En pleine deuxième vague, le Premier ministre prendra la parole jeudi pour faire un point sur l'épidémie, alors que le nombre de malades ne cesse de grimper, rendant peu probable tout assouplissement du confinement, au grand dam des commerçants.

A quelques heures d'un Conseil de défense, et alors que le Président de la République avait donné rendez-vous aux commerçants mi-novembre afin d’évaluer une possible réouverture des magasins, le ministre chargé des Relations avec le Parlement, Marc Fesneau, a fermé la porte mercredi à une réouverture des commerces "à ce stade".

Disant "comprendre" la "détresse" des commerçants, il a toutefois expliqué sur franceinfo que cette mesure a été prise "pour éviter que nous nous déplacions plus qu'il n'en faut".

Dans les colonnes du Parisien, la ministre du Travail, Elisabeth Borne, a de son côté appelé à ce que "toutes les activités qui sont télétravaillables" soient faites à distance, reconnaissant une "marge de manoeuvre" dans la mise en œuvre de cette mesure moins bien acceptée que lors du confinement au printemps.

"Je suis consciente qu'on est en train de demander aux employeurs comme aux salariés des efforts, sans doute au-delà de ce que chacun souhaiterait. Mais on est face à une épidémie très brutale. Réduire les déplacements, la présence en entreprise reste un des moyens les plus efficaces (...) pour casser la dynamique de l'épidémie", a-t-elle ajouté.

- Plus de contrôles -

Mardi, le ministre de l'Intérieur, Gérald Darmanin, demandait, dans une note adressée aux préfets, un renforcement des contrôles du confinement.

Après une "première phase de forte volonté d'explication et de nécessaire pédagogie (...) il faut désormais que chaque Français prenne conscience de la nécessité de respecter strictement les règles de confinement", écrit-il dans ce courrier, consulté par l'AFP.

Le locataire de la place Beauvau demande ainsi aux préfets "une particulière fermeté" pour faire respecter le confinement. Dans les agglomérations comme Paris, il leur est aussi demandé d'accorder une "attention spécifique" aux contrôles dans les parcs et jardins qui, contrairement au premier confinement, sont restés ouverts.
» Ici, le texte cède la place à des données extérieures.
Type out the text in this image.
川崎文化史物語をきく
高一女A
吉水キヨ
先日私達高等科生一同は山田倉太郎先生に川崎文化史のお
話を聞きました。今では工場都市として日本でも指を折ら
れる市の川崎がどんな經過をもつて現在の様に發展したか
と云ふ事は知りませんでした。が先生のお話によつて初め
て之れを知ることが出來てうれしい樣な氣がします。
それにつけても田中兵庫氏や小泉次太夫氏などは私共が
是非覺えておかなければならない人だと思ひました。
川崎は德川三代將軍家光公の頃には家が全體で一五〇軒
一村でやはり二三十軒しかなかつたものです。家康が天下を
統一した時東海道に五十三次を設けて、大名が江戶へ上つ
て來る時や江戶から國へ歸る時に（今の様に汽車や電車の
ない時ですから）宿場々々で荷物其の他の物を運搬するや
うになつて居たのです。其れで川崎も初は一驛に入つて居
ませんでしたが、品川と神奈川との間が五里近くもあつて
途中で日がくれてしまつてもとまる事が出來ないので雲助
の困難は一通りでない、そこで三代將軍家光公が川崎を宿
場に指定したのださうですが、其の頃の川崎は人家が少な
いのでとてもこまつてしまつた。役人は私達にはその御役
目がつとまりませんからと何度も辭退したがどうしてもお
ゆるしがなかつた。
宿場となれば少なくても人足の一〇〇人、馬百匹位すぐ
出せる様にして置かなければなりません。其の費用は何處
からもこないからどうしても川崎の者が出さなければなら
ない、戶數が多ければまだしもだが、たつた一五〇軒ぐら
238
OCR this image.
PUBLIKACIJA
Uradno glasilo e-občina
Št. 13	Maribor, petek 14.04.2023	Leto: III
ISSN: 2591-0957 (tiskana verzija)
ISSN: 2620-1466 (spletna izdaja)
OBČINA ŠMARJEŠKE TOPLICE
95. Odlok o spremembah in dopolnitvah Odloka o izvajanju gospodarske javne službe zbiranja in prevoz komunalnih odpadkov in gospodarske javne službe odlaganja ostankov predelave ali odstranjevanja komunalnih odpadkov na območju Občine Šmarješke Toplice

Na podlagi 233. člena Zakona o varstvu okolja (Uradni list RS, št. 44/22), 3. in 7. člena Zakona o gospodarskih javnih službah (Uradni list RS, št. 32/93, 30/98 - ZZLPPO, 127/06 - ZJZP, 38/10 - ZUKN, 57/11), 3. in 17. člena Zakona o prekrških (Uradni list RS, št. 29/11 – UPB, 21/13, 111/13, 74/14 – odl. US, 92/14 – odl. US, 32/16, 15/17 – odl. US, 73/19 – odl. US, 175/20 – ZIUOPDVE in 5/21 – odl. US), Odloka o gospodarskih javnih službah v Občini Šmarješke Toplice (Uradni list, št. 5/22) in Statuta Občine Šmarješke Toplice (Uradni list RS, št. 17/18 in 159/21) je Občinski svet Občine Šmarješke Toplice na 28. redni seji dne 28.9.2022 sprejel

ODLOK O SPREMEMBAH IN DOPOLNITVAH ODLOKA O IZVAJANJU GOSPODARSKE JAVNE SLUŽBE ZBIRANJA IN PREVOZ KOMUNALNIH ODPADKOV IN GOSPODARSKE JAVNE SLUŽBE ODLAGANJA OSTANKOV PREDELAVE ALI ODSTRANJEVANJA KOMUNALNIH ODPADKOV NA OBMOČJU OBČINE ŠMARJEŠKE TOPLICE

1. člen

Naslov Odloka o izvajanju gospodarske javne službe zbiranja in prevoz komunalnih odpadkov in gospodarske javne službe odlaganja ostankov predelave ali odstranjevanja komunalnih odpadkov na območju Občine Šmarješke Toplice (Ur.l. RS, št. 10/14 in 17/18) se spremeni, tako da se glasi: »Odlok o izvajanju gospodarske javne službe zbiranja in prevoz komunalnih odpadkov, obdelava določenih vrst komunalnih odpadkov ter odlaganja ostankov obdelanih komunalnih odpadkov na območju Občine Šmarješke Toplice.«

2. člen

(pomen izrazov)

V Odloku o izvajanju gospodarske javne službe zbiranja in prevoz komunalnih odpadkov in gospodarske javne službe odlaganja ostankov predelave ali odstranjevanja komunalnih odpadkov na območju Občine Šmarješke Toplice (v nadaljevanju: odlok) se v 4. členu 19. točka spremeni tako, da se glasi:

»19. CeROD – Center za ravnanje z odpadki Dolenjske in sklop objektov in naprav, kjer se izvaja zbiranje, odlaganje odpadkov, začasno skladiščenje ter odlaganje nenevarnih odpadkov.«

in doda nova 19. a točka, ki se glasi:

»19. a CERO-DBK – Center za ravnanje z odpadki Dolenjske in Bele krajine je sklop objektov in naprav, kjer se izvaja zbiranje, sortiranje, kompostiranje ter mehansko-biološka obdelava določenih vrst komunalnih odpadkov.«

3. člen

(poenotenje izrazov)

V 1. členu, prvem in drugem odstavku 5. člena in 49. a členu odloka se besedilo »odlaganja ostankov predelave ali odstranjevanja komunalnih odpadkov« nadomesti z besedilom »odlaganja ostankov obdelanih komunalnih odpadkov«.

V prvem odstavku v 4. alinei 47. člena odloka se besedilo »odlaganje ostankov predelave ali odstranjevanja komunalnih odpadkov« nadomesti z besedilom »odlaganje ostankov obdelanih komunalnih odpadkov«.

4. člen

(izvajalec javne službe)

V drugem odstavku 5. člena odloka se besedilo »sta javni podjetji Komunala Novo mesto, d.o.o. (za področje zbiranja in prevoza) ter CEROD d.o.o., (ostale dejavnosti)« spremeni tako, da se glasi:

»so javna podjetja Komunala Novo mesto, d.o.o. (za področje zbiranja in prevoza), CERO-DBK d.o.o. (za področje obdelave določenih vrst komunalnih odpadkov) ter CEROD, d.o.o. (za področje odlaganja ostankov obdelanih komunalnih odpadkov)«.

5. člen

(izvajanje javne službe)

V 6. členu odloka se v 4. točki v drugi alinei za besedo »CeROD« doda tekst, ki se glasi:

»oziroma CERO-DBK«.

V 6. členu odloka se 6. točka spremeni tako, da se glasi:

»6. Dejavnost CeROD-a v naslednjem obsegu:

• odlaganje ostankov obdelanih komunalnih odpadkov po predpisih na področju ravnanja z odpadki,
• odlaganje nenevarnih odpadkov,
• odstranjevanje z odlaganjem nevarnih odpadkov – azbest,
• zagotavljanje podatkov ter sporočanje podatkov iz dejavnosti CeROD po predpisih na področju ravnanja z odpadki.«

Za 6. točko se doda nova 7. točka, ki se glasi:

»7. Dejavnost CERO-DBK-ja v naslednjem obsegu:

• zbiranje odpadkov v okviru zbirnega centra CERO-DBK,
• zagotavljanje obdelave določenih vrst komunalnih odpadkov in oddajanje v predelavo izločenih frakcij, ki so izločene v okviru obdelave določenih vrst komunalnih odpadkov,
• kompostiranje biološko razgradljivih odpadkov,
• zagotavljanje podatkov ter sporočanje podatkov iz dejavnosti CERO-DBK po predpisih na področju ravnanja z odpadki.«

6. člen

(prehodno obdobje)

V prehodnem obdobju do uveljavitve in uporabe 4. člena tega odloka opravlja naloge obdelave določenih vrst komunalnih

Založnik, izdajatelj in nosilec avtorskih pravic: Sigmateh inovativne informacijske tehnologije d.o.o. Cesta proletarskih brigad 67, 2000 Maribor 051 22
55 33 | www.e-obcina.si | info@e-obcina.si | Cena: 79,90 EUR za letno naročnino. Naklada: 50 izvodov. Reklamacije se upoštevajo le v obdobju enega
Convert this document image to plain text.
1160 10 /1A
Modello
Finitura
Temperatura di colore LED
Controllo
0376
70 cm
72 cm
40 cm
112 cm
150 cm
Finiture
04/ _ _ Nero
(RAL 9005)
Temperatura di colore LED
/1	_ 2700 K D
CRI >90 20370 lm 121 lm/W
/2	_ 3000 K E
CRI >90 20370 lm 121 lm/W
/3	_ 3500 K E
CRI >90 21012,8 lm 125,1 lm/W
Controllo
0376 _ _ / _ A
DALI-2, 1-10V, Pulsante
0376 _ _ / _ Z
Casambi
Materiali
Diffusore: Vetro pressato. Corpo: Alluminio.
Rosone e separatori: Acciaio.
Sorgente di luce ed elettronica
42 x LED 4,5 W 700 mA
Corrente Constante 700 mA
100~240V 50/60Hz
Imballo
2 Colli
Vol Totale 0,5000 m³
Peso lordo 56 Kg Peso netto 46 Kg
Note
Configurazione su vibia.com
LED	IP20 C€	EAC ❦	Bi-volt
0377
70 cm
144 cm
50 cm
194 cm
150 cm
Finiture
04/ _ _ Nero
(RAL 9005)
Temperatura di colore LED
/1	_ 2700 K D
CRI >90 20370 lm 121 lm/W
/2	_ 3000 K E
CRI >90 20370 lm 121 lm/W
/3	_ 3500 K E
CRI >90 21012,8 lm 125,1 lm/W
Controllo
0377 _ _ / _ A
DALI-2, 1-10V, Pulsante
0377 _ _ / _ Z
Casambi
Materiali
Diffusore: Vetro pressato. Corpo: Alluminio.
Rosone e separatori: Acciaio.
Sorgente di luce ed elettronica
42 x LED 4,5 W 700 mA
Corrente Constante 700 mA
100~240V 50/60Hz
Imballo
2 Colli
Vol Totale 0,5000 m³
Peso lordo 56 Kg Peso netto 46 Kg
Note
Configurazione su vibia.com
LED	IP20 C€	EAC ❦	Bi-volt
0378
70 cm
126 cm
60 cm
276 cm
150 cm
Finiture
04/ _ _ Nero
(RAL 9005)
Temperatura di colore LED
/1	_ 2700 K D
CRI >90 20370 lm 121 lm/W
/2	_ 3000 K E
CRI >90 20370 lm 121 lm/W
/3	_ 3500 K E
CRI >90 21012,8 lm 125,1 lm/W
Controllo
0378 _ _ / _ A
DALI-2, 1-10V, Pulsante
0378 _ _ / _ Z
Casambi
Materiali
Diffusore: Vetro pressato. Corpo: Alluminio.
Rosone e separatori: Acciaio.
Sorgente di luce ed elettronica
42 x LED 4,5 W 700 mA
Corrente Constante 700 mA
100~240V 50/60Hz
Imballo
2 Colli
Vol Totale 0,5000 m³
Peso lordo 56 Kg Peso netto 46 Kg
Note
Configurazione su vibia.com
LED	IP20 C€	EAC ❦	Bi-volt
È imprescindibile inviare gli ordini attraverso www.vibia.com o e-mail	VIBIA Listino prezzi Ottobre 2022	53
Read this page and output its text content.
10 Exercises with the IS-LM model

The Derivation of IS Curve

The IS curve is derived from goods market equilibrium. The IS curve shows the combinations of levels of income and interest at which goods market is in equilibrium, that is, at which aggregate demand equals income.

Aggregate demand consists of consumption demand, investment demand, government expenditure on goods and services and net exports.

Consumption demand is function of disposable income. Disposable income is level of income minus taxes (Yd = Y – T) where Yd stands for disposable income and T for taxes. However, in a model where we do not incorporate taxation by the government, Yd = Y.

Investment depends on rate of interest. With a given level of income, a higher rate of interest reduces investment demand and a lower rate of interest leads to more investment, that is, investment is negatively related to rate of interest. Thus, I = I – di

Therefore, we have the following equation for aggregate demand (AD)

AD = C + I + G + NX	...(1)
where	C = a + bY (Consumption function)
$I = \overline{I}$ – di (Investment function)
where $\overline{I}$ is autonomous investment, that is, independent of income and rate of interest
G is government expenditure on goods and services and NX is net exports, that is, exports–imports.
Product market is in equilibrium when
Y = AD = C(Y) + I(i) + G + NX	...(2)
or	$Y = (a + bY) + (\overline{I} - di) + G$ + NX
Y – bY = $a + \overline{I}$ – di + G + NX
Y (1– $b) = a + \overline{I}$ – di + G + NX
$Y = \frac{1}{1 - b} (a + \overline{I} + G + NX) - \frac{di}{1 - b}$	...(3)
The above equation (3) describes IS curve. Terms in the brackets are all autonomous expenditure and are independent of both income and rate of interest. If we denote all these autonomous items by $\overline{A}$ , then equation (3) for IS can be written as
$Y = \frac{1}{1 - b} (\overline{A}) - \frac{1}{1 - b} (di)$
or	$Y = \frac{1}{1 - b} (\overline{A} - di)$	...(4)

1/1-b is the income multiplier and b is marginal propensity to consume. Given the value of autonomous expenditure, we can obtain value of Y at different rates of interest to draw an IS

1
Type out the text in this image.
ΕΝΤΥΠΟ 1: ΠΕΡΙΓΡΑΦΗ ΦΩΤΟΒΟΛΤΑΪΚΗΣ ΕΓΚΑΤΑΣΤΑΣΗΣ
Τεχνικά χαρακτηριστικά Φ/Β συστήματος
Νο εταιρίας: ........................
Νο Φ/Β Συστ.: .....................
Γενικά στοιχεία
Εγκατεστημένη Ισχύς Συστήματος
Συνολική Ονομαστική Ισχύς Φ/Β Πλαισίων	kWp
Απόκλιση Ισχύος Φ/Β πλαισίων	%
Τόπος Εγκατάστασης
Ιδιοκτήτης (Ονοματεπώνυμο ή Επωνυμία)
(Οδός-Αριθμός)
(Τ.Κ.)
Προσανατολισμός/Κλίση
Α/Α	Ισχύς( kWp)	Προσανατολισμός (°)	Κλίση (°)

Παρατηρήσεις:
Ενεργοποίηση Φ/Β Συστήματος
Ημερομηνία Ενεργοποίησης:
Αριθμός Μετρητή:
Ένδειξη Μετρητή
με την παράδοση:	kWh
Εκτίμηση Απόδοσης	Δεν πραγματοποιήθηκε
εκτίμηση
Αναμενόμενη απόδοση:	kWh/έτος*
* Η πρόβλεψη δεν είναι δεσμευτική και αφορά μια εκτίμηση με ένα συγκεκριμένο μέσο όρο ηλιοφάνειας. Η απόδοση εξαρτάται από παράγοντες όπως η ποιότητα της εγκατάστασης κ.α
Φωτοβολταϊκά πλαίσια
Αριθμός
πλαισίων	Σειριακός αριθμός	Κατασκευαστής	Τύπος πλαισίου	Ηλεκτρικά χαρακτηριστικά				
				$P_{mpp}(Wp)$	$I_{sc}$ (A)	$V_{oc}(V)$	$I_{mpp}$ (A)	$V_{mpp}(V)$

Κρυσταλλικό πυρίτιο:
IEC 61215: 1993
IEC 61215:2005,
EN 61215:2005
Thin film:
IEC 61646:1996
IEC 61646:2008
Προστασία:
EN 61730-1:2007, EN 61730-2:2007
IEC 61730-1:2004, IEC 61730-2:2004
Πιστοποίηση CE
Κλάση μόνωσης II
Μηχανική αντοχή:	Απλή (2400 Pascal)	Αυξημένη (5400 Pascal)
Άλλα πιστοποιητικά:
Au total, il y a eu "65.000 verbalisations dont 20.000 dans les huit départements d'Ile-de-France", selon un chiffre communiqué à l'AFP par l'entourage du ministre.

Cette demande intervient dans un contexte sanitaire, toujours très préoccupant. "Le pic de l'épidémie est devant nous, la deuxième vague progresse toujours", avertissait lundi le directeur général de la Santé, le Pr Jérôme Salomon, malgré un ralentissement de la progression de l'épidémie.

Un "frémissement" constaté notamment à travers le taux d'incidence, qui mesure les nouveaux cas durant les sept derniers jours sur une population de 100.000 habitants. Il a commencé à baisser au niveau national la semaine dernière et le taux de cas positifs sur le nombre total de tests est repassé sous les 20%.

- Pression hospitalière -

Mais 329 malades du Covid-19 sont décédés à l'hôpital mercredi, portant le bilan à 42.536 morts. Lundi, la France avait enregistré le bilan quotidien le plus élevé depuis le début de la 2e vague épidémique avec 551 morts en 24 heures en milieu hospitalier.

Dans les services de réanimation, la situation se tend de jour en jour. Mercredi, 351 nouveaux patients en 24 heures ont rejoint ces lits, soit un total de 4.789 patients, sur une capacité totale et toutes pathologies confondues déjà portée de 5.000 à 6.400 lits et qui devrait bientôt passer à 7.500.

Signe du débordement des hôpitaux, nombre de CHU ont dû déprogrammer des opérations de chirurgie et, dans certains cas, reporter des consultations, au grand dam des professionnels de santé qui tirent la sonnette d'alarme.

Pour les personnes atteintes de cancer, avec le second confinement "tous les indicateurs passent au rouge", s'alarmait mardi la Ligue contre le cancer, pointant "des insuffisances de prises en charge" ce ces malades.

Dans les régions les plus touchées, des transferts de patients vers d'autres CHU s'organisent, témoignant là encore de la saturation des hôpitaux. Dans la région lyonnaise, plusieurs transferts ont eu lieu vers Paris. D'autres, en provenance de Savoie ont été acheminés au CHU de Nantes et en Bretagne.